A lot of this highlights perhaps the biggest issue I have with BG3 at the moment: its inscrutability. A lot of the media praise thus far as been for the exact opposite, that the game is making 5e D&D or CRPGs in general more approachable. And that could certainly be technically accurate. But consider this: there’s no in-game way to determine what your characters will get at the next level up… until you level up. You can’t browse a list of magic spells. There’s a staff you pick up that gives you +1 to unarmed attacks and I have no idea how that works. Do staff attacks count as unarmed? Do you hold it in your off-hand and then make unarmed attacks with your on-hand? Does it only work with Flurry of Blows? I don’t even have a Monk character for which this would be relevant, but it vexes me.

And who knows, I might well turn Gale into a Monk next time I gain a level.

Perhaps the “average” player doesn’t care about any of this and will just take their character to level 12 just as they are. But that doesn’t mean Larian shouldn’t also include some kind of indexed in-game encyclopedia or something. If you have time for a Show Genitals button, surely you can have a Preview Level button. I would settle for a Wiki worth a single god damn, because the Fextralife one is near unusable and filled to the brim with outdated Early Access nonsense.

Anyway. Larian has indicated that they are working towards a Patch 1 with a “gigantic list of tweaks and changes.” Here’s to hoping that a little more clarity and intuitiveness is amongst them.

Fuzzy Rules

I have been play a bit of Divinity: Original Sin and continue to enjoy it. Mostly.

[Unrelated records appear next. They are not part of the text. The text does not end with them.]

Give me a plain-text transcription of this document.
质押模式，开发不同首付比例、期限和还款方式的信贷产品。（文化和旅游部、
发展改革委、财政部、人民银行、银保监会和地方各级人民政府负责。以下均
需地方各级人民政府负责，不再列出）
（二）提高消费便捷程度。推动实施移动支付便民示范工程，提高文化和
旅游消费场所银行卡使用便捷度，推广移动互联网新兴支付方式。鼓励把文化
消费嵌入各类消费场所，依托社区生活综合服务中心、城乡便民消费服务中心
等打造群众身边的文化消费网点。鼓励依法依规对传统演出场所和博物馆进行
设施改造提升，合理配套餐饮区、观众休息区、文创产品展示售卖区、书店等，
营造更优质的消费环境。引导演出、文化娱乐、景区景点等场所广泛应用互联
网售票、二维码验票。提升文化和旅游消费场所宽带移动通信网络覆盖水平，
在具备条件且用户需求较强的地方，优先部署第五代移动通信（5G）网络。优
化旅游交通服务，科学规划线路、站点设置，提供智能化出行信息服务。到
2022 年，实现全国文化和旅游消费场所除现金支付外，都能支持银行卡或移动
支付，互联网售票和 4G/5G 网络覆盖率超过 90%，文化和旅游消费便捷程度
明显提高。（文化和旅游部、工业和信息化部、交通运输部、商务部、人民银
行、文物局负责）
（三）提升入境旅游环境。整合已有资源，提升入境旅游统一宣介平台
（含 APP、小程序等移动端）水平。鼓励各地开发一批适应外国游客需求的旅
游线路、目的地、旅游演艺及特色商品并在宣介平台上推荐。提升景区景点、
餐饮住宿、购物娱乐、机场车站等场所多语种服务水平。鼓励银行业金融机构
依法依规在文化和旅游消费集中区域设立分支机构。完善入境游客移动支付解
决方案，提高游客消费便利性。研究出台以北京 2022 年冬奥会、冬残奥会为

One thing that I strongly dislike in games though, are fuzzy rules. By “fuzzy” I mean that the parameters of the rules are either not consistent or not entirely clear within the game itself. Divinity has tons of them that were at first amusing, but now are a bit grating.

For example, sometimes when you attack a target, they bleed on the ground. Fine, right? Well… environment effects are super important in Divinity. There is a talent that actually heals you when standing in blood, for example. Blood puddles also apparently conduct electricity, as I discovered when two of my melee team members got stunned after a third one shot a Lightning Bolt.

Things get real dumb though when you fight zombies. See, zombies are healed by poison effects. Guess what zombies bleed? Poison. So… yeah, hit zombies enough and they will bleed poison on the ground, which then heals them. I can kinda sorta maybe see the logic, if the designers were using this self-regeneration mechanic as an explanation for zombie resilience. But it’s far more likely that this is just sloppy game mechanics. Especially when you set zombies on fire, then the fire makes the poison explode, which ends up dealing fire and poison damage simultaneously, which sometimes cancels out the fire damage entirely.

Are there benefits to fuzzy rules? Sometimes. The real world is full of strange situations, so carrying over some of that uncertainty can make virtual worlds more realistic. Plus, fuzzy rules are a de facto increase in difficulty – if you’re not certain something is going to work, you have to be more cautious. Weird situations also make for good stories.

That said, I don’t like unclear rules very much. It’s tough to determine whether vague interactions are intentionally designed, or just designer incompetence. And when you end up failing because of said interactions, it’s difficult to know what you should have done differently. Did you lose to a dice roll? Strategic blunder? Not leveling up enough?

Growth requires not just knowing what went wrong, but what can be done to avoid it in the future. If the answer is “nothing,” there really isn’t any growth at all.